CTE, by contrast, is a long-term consequence of repeated brain injuries. It involves actual structural changes to the brain that worsen over time, even after the person has stopped being exposed to head impacts. Symptoms tend to appear years or even decades after the period of exposure, and they do not improve. The delay between the end of a playing career or military service and the onset of noticeable cognitive or behavioral problems can span many years, which makes the connection between cause and effect difficult to recognize without knowing the person’s history.
Why Diagnosis Remains Difficult
CTE can currently only be confirmed after death, through microscopic examination of brain tissue. No blood test, brain scan, or clinical exam can definitively diagnose it in a living person. Different diagnostic criteria exist for clinical and research purposes, but their accuracy remains unclear.
That may be changing. The NIH recently awarded $15 million to a Boston University-led project called DIAGNOSE CTE Research Project-II, which is working to identify biological markers of CTE in living patients. The study uses blood draws, advanced brain imaging, and a specialized scan that highlights tau protein deposits, combined with extensive cognitive and neuropsychiatric testing. The goal is to develop a reliable way to detect CTE before death, which would be a major step toward earlier intervention.
Treatment Options Today
There is no treatment that stops or reverses CTE. The brain damage is progressive, and symptoms worsen over time. Current management focuses entirely on addressing individual symptoms as they arise. Cognitive behavioral therapy can help with depression and anxiety, and certain medications may ease mood-related symptoms, but nothing targets the underlying disease process.
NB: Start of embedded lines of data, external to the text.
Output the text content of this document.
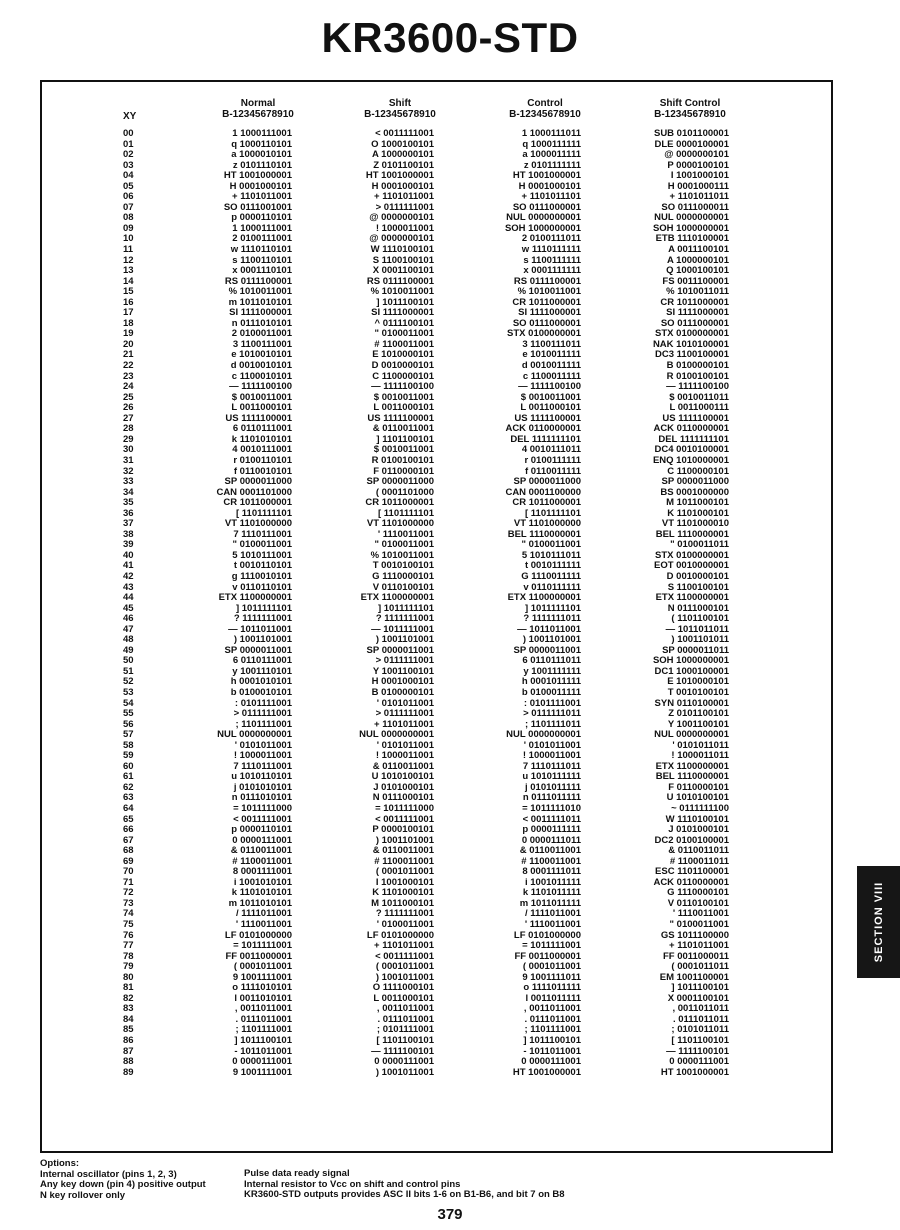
KR3600-STD
XY
Normal
B-12345678910
Shift
B-12345678910
Control
B-12345678910
Shift Control
B-12345678910
00	1 1000111001	< 0011111001	1 1000111011	SUB 0101100001
01	q 1000110101	O 1000100101	q 1000111111	DLE 0000100001
02	a 1000010101	A 1000000101	a 1000011111	@ 0000000101
03	z 0101110101	Z 0101100101	z 0101111111	P 0000100101
04	HT 1001000001	HT 1001000001	HT 1001000001	I 1001000101
05	H 0001000101	H 0001000101	H 0001000101	H 0001000111
06	+ 1101011001	+ 1101011001	+ 1101011101	+ 1101011011
07	SO 0111001001	> 0111111001	SO 0111000001	SO 0111000011
08	p 0000110101	@ 0000000101	NUL 0000000001	NUL 0000000001
09	1 1000111001	! 1000011001	SOH 1000000001	SOH 1000000001
10	2 0100111001	@ 0000000101	2 0100111011	ETB 1110100001
11	w 1110110101	W 1110100101	w 1110111111	A 0011100101
12	s 1100110101	S 1100100101	s 1100111111	A 1000000101
13	x 0001110101	X 0001100101	x 0001111111	Q 1000100101
14	RS 0111100001	RS 0111100001	RS 0111100001	FS 0011100001
15	% 1010011001	% 1010011001	% 1010011001	% 1010011011
16	m 1011010101	] 1011100101	CR 1011000001	CR 1011000001
17	SI 1111000001	SI 1111000001	SI 1111000001	SI 1111000001
18	n 0111010101	^ 0111100101	SO 0111000001	SO 0111000001
19	2 0100011001	" 0100011001	STX 0100000001	STX 0100000001
20	3 1100111001	# 1100011001	3 1100111011	NAK 1010100001
21	e 1010010101	E 1010000101	e 1010011111	DC3 1100100001
22	d 0010010101	D 0010000101	d 0010011111	B 0100000101
23	c 1100010101	C 1100000101	c 1100011111	R 0100100101
24	— 1111100100	— 1111100100	— 1111100100	— 1111100100
25	$ 0010011001	$ 0010011001	$ 0010011001	$ 0010011011
26	L 0011000101	L 0011000101	L 0011000101	L 0011000111
27	US 1111100001	US 1111100001	US 1111100001	US 1111100001
28	6 0110111001	& 0110011001	ACK 0110000001	ACK 0110000001
29	k 1101010101	] 1101100101	DEL 1111111101	DEL 1111111101
30	4 0010111001	$ 0010011001	4 0010111011	DC4 0010100001
31	r 0100110101	R 0100100101	r 0100111111	ENQ 1010000001
32	f 0110010101	F 0110000101	f 0110011111	C 1100000101
33	SP 0000011000	SP 0000011000	SP 0000011000	SP 0000011000
34	CAN 0001101000	( 0001101000	CAN 0001100000	BS 0001000000
35	CR 1011000001	CR 1011000001	CR 1011000001	M 1011000101
36	[ 1101111101	[ 1101111101	[ 1101111101	K 1101000101
37	VT 1101000000	VT 1101000000	VT 1101000000	VT 1101000010
38	7 1110111001	' 1110011001	BEL 1110000001	BEL 1110000001
39	" 0100011001	" 0100011001	" 0100011001	" 0100011011
40	5 1010111001	% 1010011001	5 1010111011	STX 0100000001
41	t 0010110101	T 0010100101	t 0010111111	EOT 0010000001
42	g 1110010101	G 1110000101	G 1110011111	D 0010000101
43	v 0110110101	V 0110100101	v 0110111111	S 1100100101
44	ETX 1100000001	ETX 1100000001	ETX 1100000001	ETX 1100000001
45	] 1011111101	] 1011111101	] 1011111101	N 0111000101
46	? 1111111001	? 1111111001	? 1111111011	( 1101100101
47	— 1011011001	— 1011111001	— 1011011001	— 1011011011
48	) 1001101001	) 1001101001	) 1001101001	) 1001101011
49	SP 0000011001	SP 0000011001	SP 0000011001	SP 0000011011
50	6 0110111001	> 0111111001	6 0110111011	SOH 1000000001
51	y 1001110101	Y 1001100101	y 1001111111	DC1 1000100001
52	h 0001010101	H 0001000101	h 0001011111	E 1010000101
53	b 0100010101	B 0100000101	b 0100011111	T 0010100101
54	: 0101111001	' 0101011001	: 0101111001	SYN 0110100001
55	> 0111111001	> 0111111001	> 0111111011	Z 0101100101
56	; 1101111001	+ 1101011001	; 1101111011	Y 1001100101
57	NUL 0000000001	NUL 0000000001	NUL 0000000001	NUL 0000000001
58	' 0101011001	' 0101011001	' 0101011001	' 0101011011
59	! 1000011001	! 1000011001	! 1000011001	! 1000011011
60	7 1110111001	& 0110011001	7 1110111011	ETX 1100000001
61	u 1010110101	U 1010100101	u 1010111111	BEL 1110000001
62	j 0101010101	J 0101000101	j 0101011111	F 0110000101
63	n 0111010101	N 0111000101	n 0111011111	U 1010100101
64	= 1011111000	= 1011111000	= 1011111010	~ 0111111100
65	< 0011111001	< 0011111001	< 0011111011	W 1110100101
66	p 0000110101	P 0000100101	p 0000111111	J 0101000101
67	0 0000111001	) 1001101001	0 0000111011	DC2 0100100001
68	& 0110011001	& 0110011001	& 0110011001	& 0110011011
69	# 1100011001	# 1100011001	# 1100011001	# 1100011011
70	8 0001111001	( 0001011001	8 0001111011	ESC 1101100001
71	i 1001010101	I 1001000101	i 1001011111	ACK 0110000001
72	k 1101010101	K 1101000101	k 1101011111	G 1110000101
73	m 1011010101	M 1011000101	m 1011011111	V 0110100101
74	/ 1111011001	? 1111111001	/ 1111011001	' 1110011001
75	' 1110011001	' 0100011001	' 1110011001	" 0100011001
76	LF 0101000000	LF 0101000000	LF 0101000000	GS 1011100000
77	= 1011111001	+ 1101011001	= 1011111001	+ 1101011001
78	FF 0011000001	< 0011111001	FF 0011000001	FF 0011000011
79	( 0001011001	( 0001011001	( 0001011001	( 0001011011
80	9 1001111001	) 1001011001	9 1001111011	EM 1001100001
81	o 1111010101	O 1111000101	o 1111011111	] 1011100101
82	l 0011010101	L 0011000101	l 0011011111	X 0001100101
83	, 0011011001	, 0011011001	, 0011011001	, 0011011011
84	. 0111011001	. 0111011001	. 0111011001	. 0111011011
85	; 1101111001	; 0101111001	; 1101111001	; 0101011011
86	] 1011100101	[ 1101100101	] 1011100101	[ 1101100101
87	- 1011011001	— 1111100101	- 1011011001	— 1111100101
88	0 0000111001	0 0000111001	0 0000111001	0 0000111001
89	9 1001111001	) 1001011001	HT 1001000001	HT 1001000001
Options:
Internal oscillator (pins 1, 2, 3)
Any key down (pin 4) positive output
N key rollover only
Pulse data ready signal
Internal resistor to Vcc on shift and control pins
KR3600-STD outputs provides ASC II bits 1-6 on B1-B6, and bit 7 on B8
379
SECTION VIII
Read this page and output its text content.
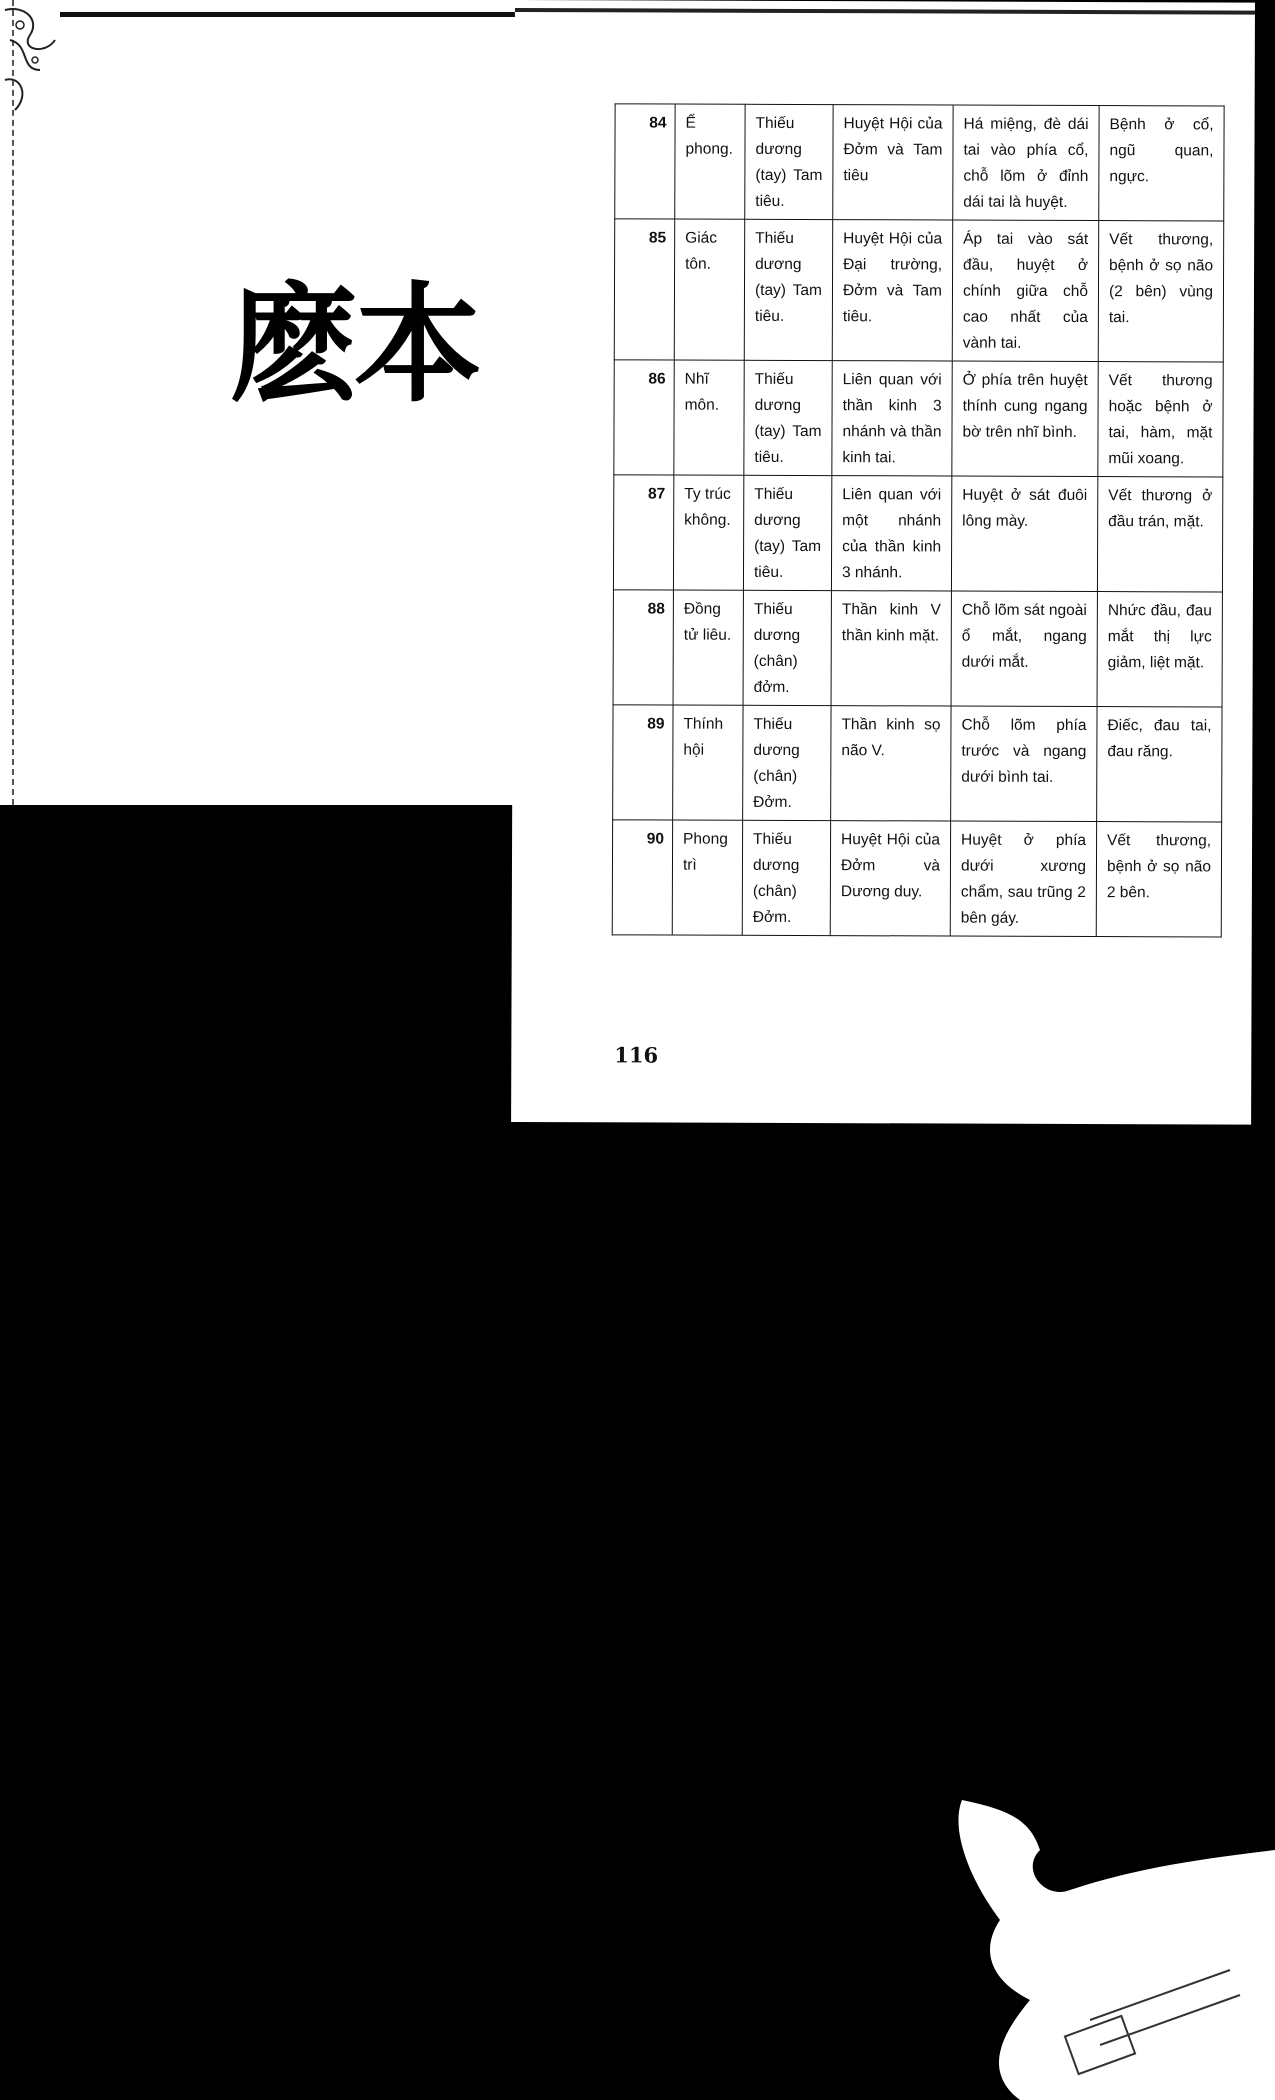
麽本
84	Ế phong.	Thiếu dương (tay) Tam tiêu.	Huyệt Hội của Đởm và Tam tiêu	Há miệng, đè dái tai vào phía cổ, chỗ lõm ở đỉnh dái tai là huyệt.	Bệnh ở cổ, ngũ quan, ngực.
85	Giác tôn.	Thiếu dương (tay) Tam tiêu.	Huyệt Hội của Đại trường, Đởm và Tam tiêu.	Áp tai vào sát đầu, huyệt ở chính giữa chỗ cao nhất của vành tai.	Vết thương, bệnh ở sọ não (2 bên) vùng tai.
86	Nhĩ môn.	Thiếu dương (tay) Tam tiêu.	Liên quan với thần kinh 3 nhánh và thần kinh tai.	Ở phía trên huyệt thính cung ngang bờ trên nhĩ bình.	Vết thương hoặc bệnh ở tai, hàm, mặt mũi xoang.
87	Ty trúc không.	Thiếu dương (tay) Tam tiêu.	Liên quan với một nhánh của thần kinh 3 nhánh.	Huyệt ở sát đuôi lông mày.	Vết thương ở đầu trán, mặt.
88	Đồng tử liêu.	Thiếu dương (chân) đởm.	Thần kinh V thần kinh mặt.	Chỗ lõm sát ngoài ổ mắt, ngang dưới mắt.	Nhức đầu, đau mắt thị lực giảm, liệt mặt.
89	Thính hội	Thiếu dương (chân) Đởm.	Thần kinh sọ não V.	Chỗ lõm phía trước và ngang dưới bình tai.	Điếc, đau tai, đau răng.
90	Phong trì	Thiếu dương (chân) Đởm.	Huyệt Hội của Đởm và Dương duy.	Huyệt ở phía dưới xương chẩm, sau trũng 2 bên gáy.	Vết thương, bệnh ở sọ não 2 bên.
116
Because of this, prevention is the only effective strategy. Reducing the number and severity of head impacts, particularly in youth and amateur sports, limiting unnecessary contact during practices, and improving protective equipment all aim to lower cumulative exposure. For anyone with a long history of repetitive head impacts, awareness of the early signs (mood changes, memory difficulties, impulsivity) can help prompt supportive care sooner, even without a definitive diagnosis.